Sintió la presencia.
Después fueron sus manos. Percibió el calor de ellas a través de la fina tela de su vestido y no pudo evitar un estremecimiento, porque la caricia le produjo una confusa sensación de placer y repulsión a la vez. Y luego fue la mirada. Con esos ojos… como taladros candentes. Como puñales. Como imanes poderosos. Ineludibles, que la sumían en éxtasis y finalmente la hundían en el horror.
Intentó zafarse y no lo consiguió. Los dedos que la retenían se habían transformados en garras que se incrustaron en su piel, y la sensación placentera desapareció. Forcejeó angustiada hasta que el vestido se desgarró y sintió un dolor lacerante en los brazos y en los hombros, al tiempo que hilillos de sangre comenzaron a deslizarse hasta sus dedos.
Enceguecida de asco y dolor multiplicó sus fuerzas hasta que logró liberarse, entonces tomó por el callejón oscuro y resbaladizo, en medio de la noche negra y brumosa. Lo único que deseaba era correr. Huir. Alejarse cuanto antes tanto como sus piernas se lo permitieran. Y eso es lo que hizo con desesperación.
Al menos… es lo que le parecía que estaba haciendo. Pero no avanzaba. No avanzaba nada. Ni un centímetro. Algo no estaba bien. Sus piernas… ¿Qué demonios les pasaba a sus piernas?... No las podía mover. Eran pesadísimas.
Se miró.
Eran de plomo.
No, no… eso no podía ser. Era una locura.
Intentó de nuevo con fiera determinación. Ahora las sentía más livianas. Casi no la sostenían. Volvió a mirarse. Eran de… ¡no, no, no!. Eran de niebla… se deshacían… se deshacían…
Y él estaba detrás. Siempre detrás. Y percibía sus pasos como un impulso fatídico e inexorable. Cada vez más cerca. Cada vez más…
Un jadeo helado junto a su mejilla la sobresaltó y entonces sólo supo que su último recurso era gritar.
Abrió la boca, pero de su garganta reseca, en pugna por respirar, apenas brotó un horrible estertor.
Se estaba muriendo y nadie lo sabría.
Gemía bañada en sudor helado, aún dominada por el pánico, respirando fatigosamente y tratando de disipar las tinieblas del sueño. Puso los pies en el suelo y consiguió arrastrarse hasta la ventana abierta, luchando por recuperar el aliento y llenar sus pulmones con el aire fresco del amanecer.
Otra vez la misma pesadilla. Siempre igual. Noche tras noche. Día tras día. Había intentado dormir durante el día y velar de noche, pero no le dio resultado. Odiaba las noches y las siestas. Odiaba dormir y ansiaba poder lograrlo sin sueños.
Sabía que así no podría continuar porque se sentía en el límite de sus fuerzas. Su resistencia estaba minada y las jaquecas eran cada vez más frecuentes e intensas.
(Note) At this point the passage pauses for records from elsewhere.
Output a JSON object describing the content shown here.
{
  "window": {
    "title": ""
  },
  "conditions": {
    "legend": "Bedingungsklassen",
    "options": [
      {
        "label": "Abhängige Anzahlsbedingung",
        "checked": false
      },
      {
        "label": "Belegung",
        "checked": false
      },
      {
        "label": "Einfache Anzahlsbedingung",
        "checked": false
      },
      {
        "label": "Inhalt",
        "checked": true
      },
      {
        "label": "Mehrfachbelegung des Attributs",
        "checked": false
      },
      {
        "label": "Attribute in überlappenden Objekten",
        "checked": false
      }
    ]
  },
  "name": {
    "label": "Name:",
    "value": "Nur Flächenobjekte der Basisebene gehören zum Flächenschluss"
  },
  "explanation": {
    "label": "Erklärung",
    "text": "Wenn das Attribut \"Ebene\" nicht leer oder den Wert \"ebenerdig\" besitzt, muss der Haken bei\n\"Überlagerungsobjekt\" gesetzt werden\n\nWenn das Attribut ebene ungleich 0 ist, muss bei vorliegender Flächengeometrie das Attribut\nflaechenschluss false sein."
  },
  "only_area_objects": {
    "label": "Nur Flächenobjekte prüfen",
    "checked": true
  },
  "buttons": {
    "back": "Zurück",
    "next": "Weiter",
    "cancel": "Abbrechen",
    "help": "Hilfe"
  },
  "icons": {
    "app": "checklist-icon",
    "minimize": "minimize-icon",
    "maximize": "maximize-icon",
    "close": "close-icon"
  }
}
Cuando el dolor cedía quedaba inmediatamente dormida en cualquier lugar, pero volvía al mismo sueño una y otra vez, revolviéndose en infinitas espirales.
De nada le servían las pastillas, y el viejo médico del pueblo ya no atinaba con el tratamiento, al extremo que estaba decidido a derivar a su paciente a algún especialista en enfermedades nerviosas.
Pero ella sabía muy bien el origen y el motivo de esos trastornos. Sólo que era su secreto y prefería morir con él.
Viajaré, me iré lejos -se decía animada- Creo que un cambio radical de ambiente me vendría bien. Claro que lo haría sola. Sin el mocoso. Antes lo internaría en un colegio y así no lo vería por un largo, larguísimo tiempo…
En realidad, lo que más la exasperaba era que cuando ella lo atacaba él no se defendía. Era más que eso, hasta le daba la impresión de que ni siquiera la escuchaba. Se encerraba en un mutismo enervante.
Solo miraba. Y eso era peor.
Se levantó con una tremenda sensación de fatiga, se acercó al espejo, se observó y su aspecto no le gustó. Decidió con firmeza emprender el viaja proyectado. Y lo haría sin pérdida de tiempo.
-Hoy mismo viajaré a Corrientes -se prometió- y haré la reserva para el primer vuelo. Después de todo, mi actitud será justificable. Una viuda que después de la trágica muerte de su marido decide realizar un viaje reparador para mitigar su desconsuelo, aconsejada por su médico de cabecera. Quien podría impedirlo.
-Buenos días, señora. ¿Cómo se siente hoy?
La voz de la mucama que le traía la bandeja con el desayuno, la sacó de sus cavilaciones.
-Muy bien, bastante mejor -mintió.
-¿Desea el desayuno o alguna otra cosa?. Es ya mediodía.
-Sólo una taza de café bien cargado. Necesito despabilarme.
-Perdone señora, le recuerdo que el médico… -intentó advertirle la mucama, pero la otra no le dejó concluir.
-No hay cuidado. Estoy mejor. ¿Dónde está Luis?
-A esta hora no sé donde podrá estar, pero si usted lo desea puedo preguntar a la institutriz.
-Deseo verlo en cuento lo encuentren.
-¿Lo llamo, entonces? -dijo solícita la mucama.
La señora vaciló todavía un poco y luego contestó:
-No, no hay apuro. Más tarde.
Más tarde no pudieron encontrarlo. La institutriz no sabía donde pudiera estar a esa hora, pero alguien lo había visto durante la siesta en la galería y después encaminándose hacia unos arbustos.
La siesta blanca y quieta exhalaba su aliento ardiente y agobiador.
Agujas punzantes como aguijones se le clavaron en las sienes con sistemática insistencia y su respiración se había vuelto dificultosa. Otra vez se sentía cansada. Tanto…
-Tal vez mañana -pensó aturdida-. Sí. Mañana sin falta iría a la ciudad. Ya para entonces seguro que se sentiría mejor. Mañana…
Destapó el frasco y tomó otra cápsula con la esperanza de que esa segunda dosis la aliviara.
Era increíble, pero siempre de siesta era aún peor -se dijo- completamente aturdida por un malestar general y luego se abandonó a un oscuro sopor.
La señorita Julia aprovechando que todos dormían la siesta salió con paso sigiloso. No deseaba que nadie se enterase de su escapada al pueblo.
Una vez allí se detuvo frente a la sacristía y pidió hablar con el sacerdote. Era casi un anciano de carácter dulce y apacible, así que estaba segura de que él la sabría escuchar. Y lo que era más, tal vez hasta le creyera…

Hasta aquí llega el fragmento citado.